With suitable prep I have few problems but I'll call someone on a mistake immediately and in my opinion that shows far more commitment to the task at hand than coddling them along. Models also learn faster and can depend on praise to be genuine. They love that- knowing exactly where they stand and how they're doing in relation to the people who came before. There are only so many minutes of great light in a day and there is work to be done.
My clients are expected to be able to go directly from working with me to a four figure a day job and they have to be able to get it right from day one- even if the shooter turns out to be of the spray and pray do it variety.
David Bebbington 
, Jan 18, 2012; 04:08 p.m.
Dennis, if your technique works for you, great – I just didn’t know that the Marine Corps trained fashion photographers. I find your comments about a wasted minute strange – one minute to get the model relaxed sounds like a good investment to me. There is no question of “spray and pray” – I know what I want and whether a shot is good or not, but my response to mediocrity is to tell the model “That’s good, but let’s try something better!” rather than “That’s garbage – drop and give me twenty!”
I have to say that your technique is totally at variance with that of all the other pro shooters I’ve ever known. In point of fact I used to find I’d get what I wanted with just one roll of 120 (10 shots), but I would unhesitatingly expend more film or memory card if necessary – the cost of this in relation to the overall cost of a shoot is insignificant. Yes, models with sufficient experience to be ready to turn pro should be capable of delivering on demand and taking direction – the OP is not working with this type of model but with complete amateurs
Nathan Stiles , Jan 18, 2012; 10:20 p.m.
The OP is new to shooting models and doing TFP. I'm wondering how successful Dennis's style would be prior to him having credentials and a portfolio. At no time during a shoot do I not instruct them on what I want.
In addition I started to see a problem in my work when I did control every aspect of a models pose-- all my shots started to look a like.
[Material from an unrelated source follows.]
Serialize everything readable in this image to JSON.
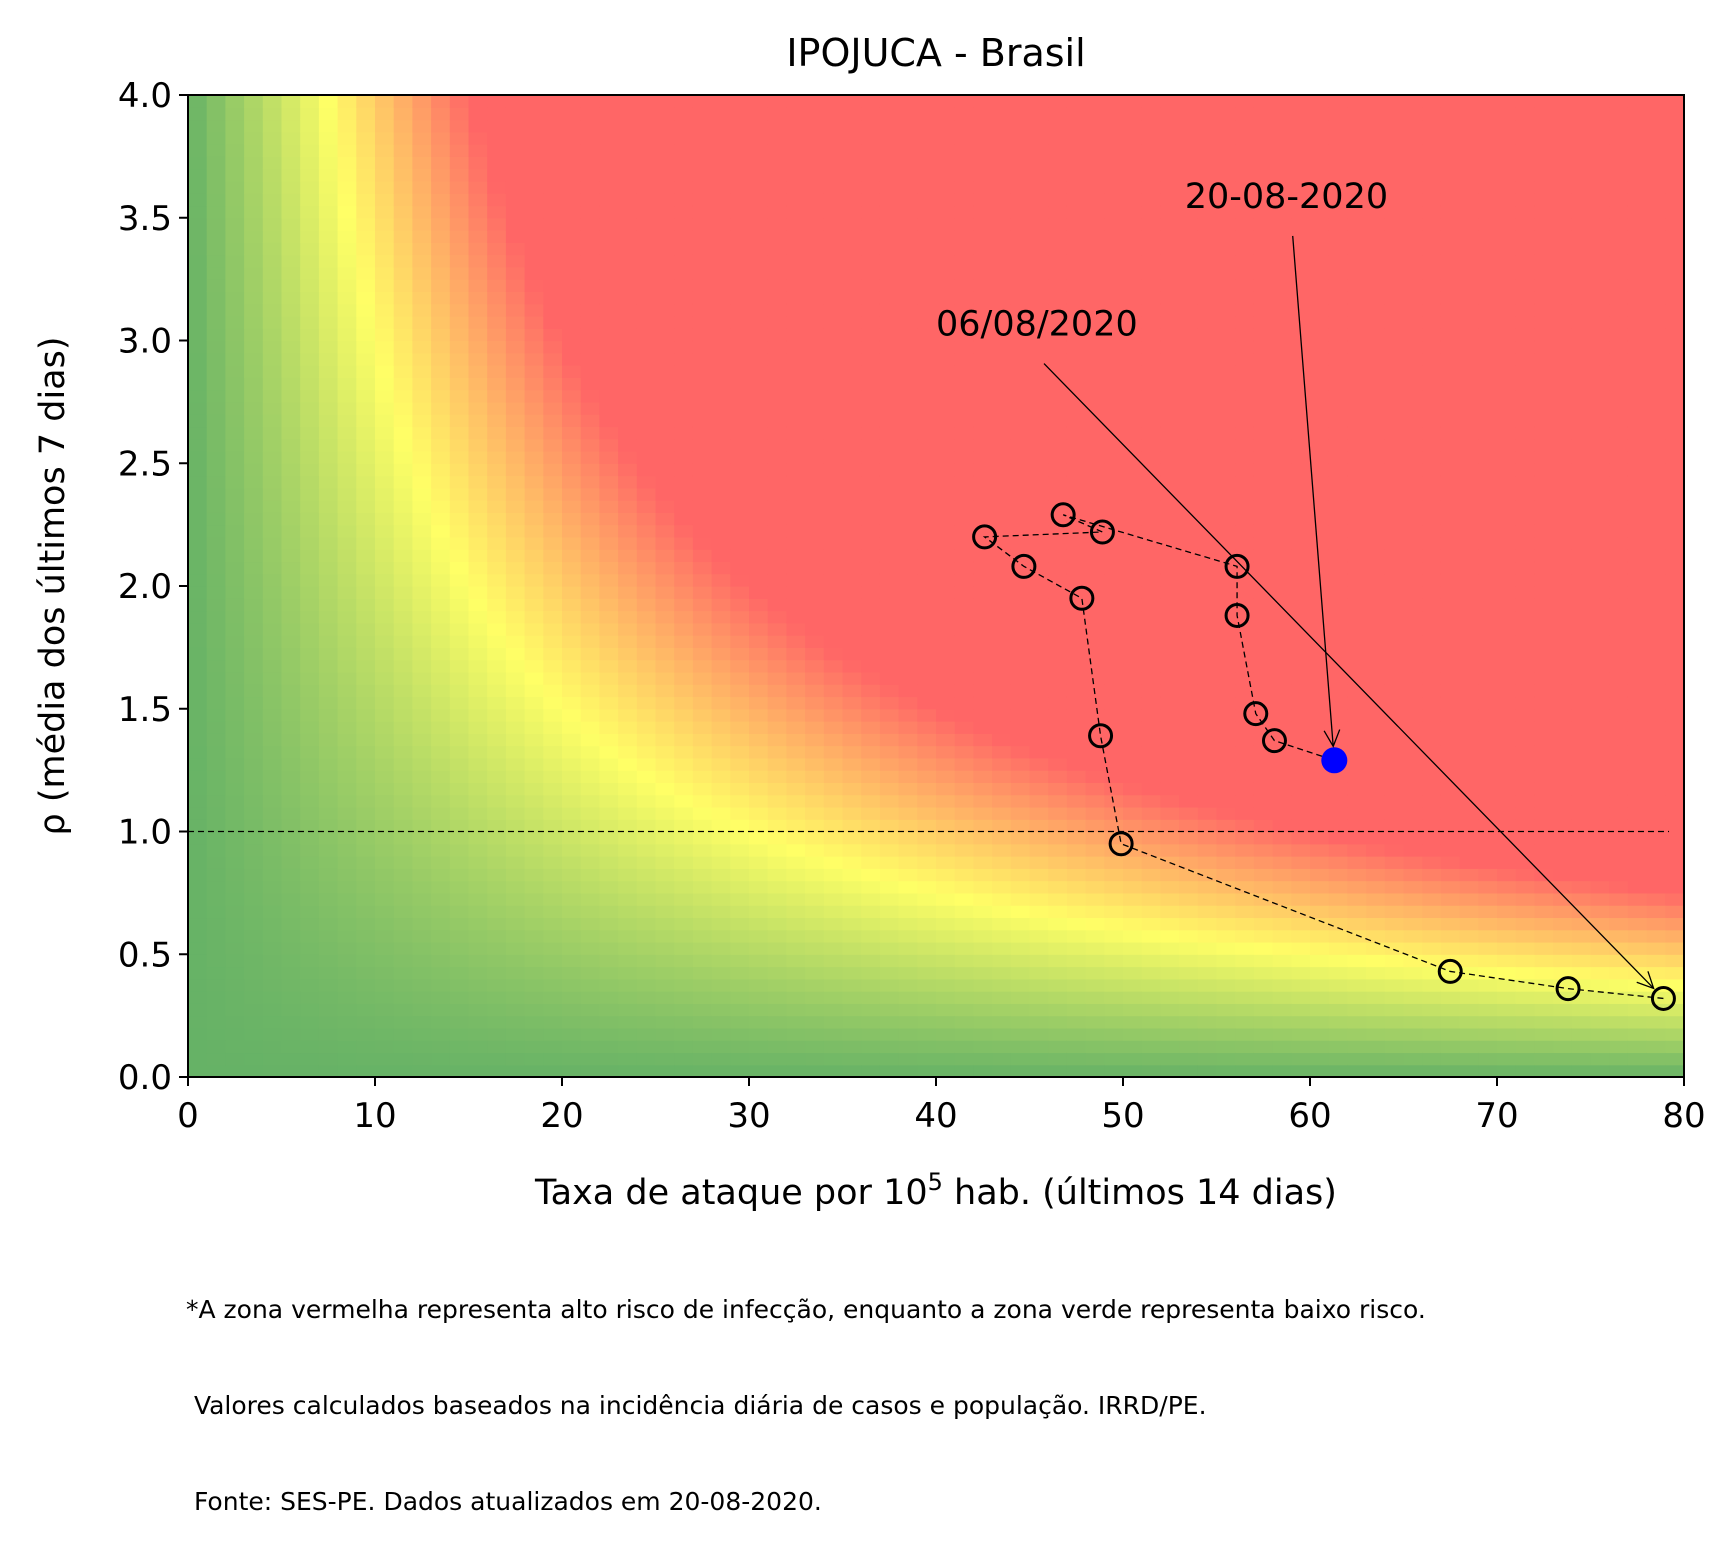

I found it much more successful, for me, to allow them to pose and correct the parts I didn't like. I also found that after striking a pose, telling them "no" then led me back into having to tell them everything to do again.
Jeff Spirer 

, Jan 18, 2012; 10:28 p.m.
I just didn’t know that the Marine Corps trained fashion photographers
Touché.
My clients are expected to be able to go directly from working with me to a four figure a day job
Congratulations! Pat yourself on the back a few more times!
I'm wondering how successful Dennis's style would be prior to him having credentials and a portfolio.
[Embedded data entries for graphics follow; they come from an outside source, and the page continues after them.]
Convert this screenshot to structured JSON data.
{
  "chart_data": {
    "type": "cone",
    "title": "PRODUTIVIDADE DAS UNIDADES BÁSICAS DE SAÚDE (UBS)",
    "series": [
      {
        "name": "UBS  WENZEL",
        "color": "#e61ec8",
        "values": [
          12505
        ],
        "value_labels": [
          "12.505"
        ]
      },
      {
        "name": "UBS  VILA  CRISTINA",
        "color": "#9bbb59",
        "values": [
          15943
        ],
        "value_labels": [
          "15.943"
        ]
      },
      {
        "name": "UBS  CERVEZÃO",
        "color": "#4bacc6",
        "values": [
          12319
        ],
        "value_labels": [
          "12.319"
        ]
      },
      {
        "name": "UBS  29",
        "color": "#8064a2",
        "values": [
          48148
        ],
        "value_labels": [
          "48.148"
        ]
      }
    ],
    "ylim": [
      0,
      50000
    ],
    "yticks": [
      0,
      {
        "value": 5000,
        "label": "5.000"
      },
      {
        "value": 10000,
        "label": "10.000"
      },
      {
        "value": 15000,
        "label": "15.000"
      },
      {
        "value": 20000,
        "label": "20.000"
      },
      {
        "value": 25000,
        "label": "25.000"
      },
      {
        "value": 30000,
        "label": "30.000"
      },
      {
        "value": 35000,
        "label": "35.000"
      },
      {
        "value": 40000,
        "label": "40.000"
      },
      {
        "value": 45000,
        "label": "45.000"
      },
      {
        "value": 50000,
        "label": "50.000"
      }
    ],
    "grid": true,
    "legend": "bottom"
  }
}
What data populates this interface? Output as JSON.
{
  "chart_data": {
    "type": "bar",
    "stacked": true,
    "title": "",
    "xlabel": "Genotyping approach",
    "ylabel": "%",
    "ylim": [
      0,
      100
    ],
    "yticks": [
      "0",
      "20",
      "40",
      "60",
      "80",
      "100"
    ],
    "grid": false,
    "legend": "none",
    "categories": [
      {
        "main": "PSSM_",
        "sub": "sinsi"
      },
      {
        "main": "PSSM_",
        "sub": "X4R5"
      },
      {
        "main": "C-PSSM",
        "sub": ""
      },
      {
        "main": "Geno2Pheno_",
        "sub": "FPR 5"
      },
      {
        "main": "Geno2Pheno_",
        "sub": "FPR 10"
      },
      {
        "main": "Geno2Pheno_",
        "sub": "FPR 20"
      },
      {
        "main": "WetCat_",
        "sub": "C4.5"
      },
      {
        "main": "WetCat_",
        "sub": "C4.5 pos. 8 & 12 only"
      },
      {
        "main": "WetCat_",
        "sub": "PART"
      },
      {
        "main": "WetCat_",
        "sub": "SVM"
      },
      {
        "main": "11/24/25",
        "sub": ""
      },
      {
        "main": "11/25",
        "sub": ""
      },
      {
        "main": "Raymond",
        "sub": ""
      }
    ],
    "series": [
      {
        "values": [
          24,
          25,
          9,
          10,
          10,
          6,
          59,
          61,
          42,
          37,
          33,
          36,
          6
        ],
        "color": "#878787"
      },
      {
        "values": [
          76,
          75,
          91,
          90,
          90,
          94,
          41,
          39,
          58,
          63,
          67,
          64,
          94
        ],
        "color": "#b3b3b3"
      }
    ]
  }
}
Not at all. Dennis just likes to tell everyone how important his shoots are and how irrelevant theirs are. Notice that there isn't the least bit of help offered to someone fairly new to this.
Rob H , Jan 19, 2012; 11:43 a.m.
I am only chiming in because after reading everyones comments to Dennis's "Drill Sergeant " model technique approach, I found this thread just hilarious, it gave me a good chuckle. I almost fell off my chair after reading Dennis's "model techniques".
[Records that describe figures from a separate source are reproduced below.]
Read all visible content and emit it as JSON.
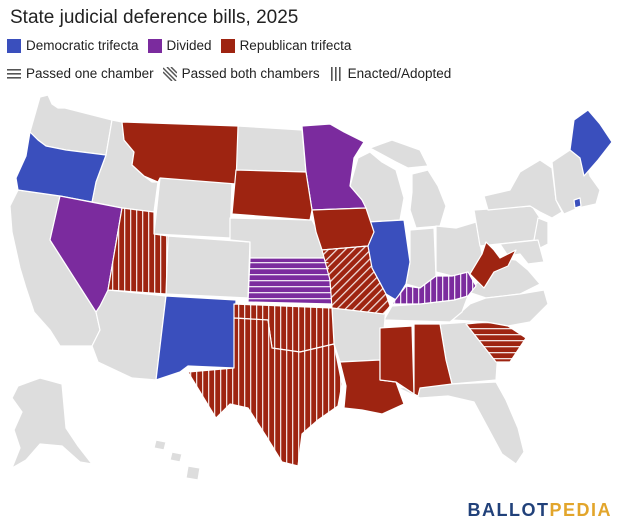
{
  "title": "State judicial deference bills, 2025",
  "legend": {
    "fills": [
      {
        "label": "Democratic trifecta",
        "color": "#3a4fbd"
      },
      {
        "label": "Divided",
        "color": "#7b2b9e"
      },
      {
        "label": "Republican trifecta",
        "color": "#9e2411"
      }
    ],
    "patterns": [
      {
        "label": "Passed one chamber",
        "pattern": "horizontal-lines"
      },
      {
        "label": "Passed both chambers",
        "pattern": "diagonal-lines"
      },
      {
        "label": "Enacted/Adopted",
        "pattern": "vertical-lines"
      }
    ]
  },
  "colors": {
    "state_default": "#dddddd",
    "border": "#ffffff",
    "democratic": "#3a4fbd",
    "divided": "#7b2b9e",
    "republican": "#9e2411"
  },
  "states": [
    {
      "name": "Oregon",
      "status": "Democratic trifecta",
      "pattern": "none"
    },
    {
      "name": "Maine",
      "status": "Democratic trifecta",
      "pattern": "none"
    },
    {
      "name": "Illinois",
      "status": "Democratic trifecta",
      "pattern": "none"
    },
    {
      "name": "New Mexico",
      "status": "Democratic trifecta",
      "pattern": "none"
    },
    {
      "name": "Rhode Island",
      "status": "Democratic trifecta",
      "pattern": "none"
    },
    {
      "name": "Nevada",
      "status": "Divided",
      "pattern": "none"
    },
    {
      "name": "Minnesota",
      "status": "Divided",
      "pattern": "none"
    },
    {
      "name": "Kansas",
      "status": "Divided",
      "pattern": "Passed one chamber"
    },
    {
      "name": "Kentucky",
      "status": "Divided",
      "pattern": "Enacted/Adopted"
    },
    {
      "name": "Montana",
      "status": "Republican trifecta",
      "pattern": "none"
    },
    {
      "name": "South Dakota",
      "status": "Republican trifecta",
      "pattern": "none"
    },
    {
      "name": "Iowa",
      "status": "Republican trifecta",
      "pattern": "none"
    },
    {
      "name": "Utah",
      "status": "Republican trifecta",
      "pattern": "Enacted/Adopted"
    },
    {
      "name": "Missouri",
      "status": "Republican trifecta",
      "pattern": "Passed both chambers"
    },
    {
      "name": "Oklahoma",
      "status": "Republican trifecta",
      "pattern": "Enacted/Adopted"
    },
    {
      "name": "Texas",
      "status": "Republican trifecta",
      "pattern": "Enacted/Adopted"
    },
    {
      "name": "Louisiana",
      "status": "Republican trifecta",
      "pattern": "none"
    },
    {
      "name": "Mississippi",
      "status": "Republican trifecta",
      "pattern": "none"
    },
    {
      "name": "Alabama",
      "status": "Republican trifecta",
      "pattern": "none"
    },
    {
      "name": "West Virginia",
      "status": "Republican trifecta",
      "pattern": "none"
    },
    {
      "name": "South Carolina",
      "status": "Republican trifecta",
      "pattern": "Passed one chamber"
    }
  ],
  "logo": {
    "part1": "BALLOT",
    "part2": "PEDIA"
  }
}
I will have to admit my model techniques have always been the exact opposite of Dennis's "Drill Sergeant" approach. I think most other professional photographers techniques are the opposite of this approach as well. I have always been encouraging, soft spoken...ect. But maybe some really really bad models out there need or deserve something like this just to get them back in line and to take modeling seriously...then maybe they would appreciate the correct way of model direction?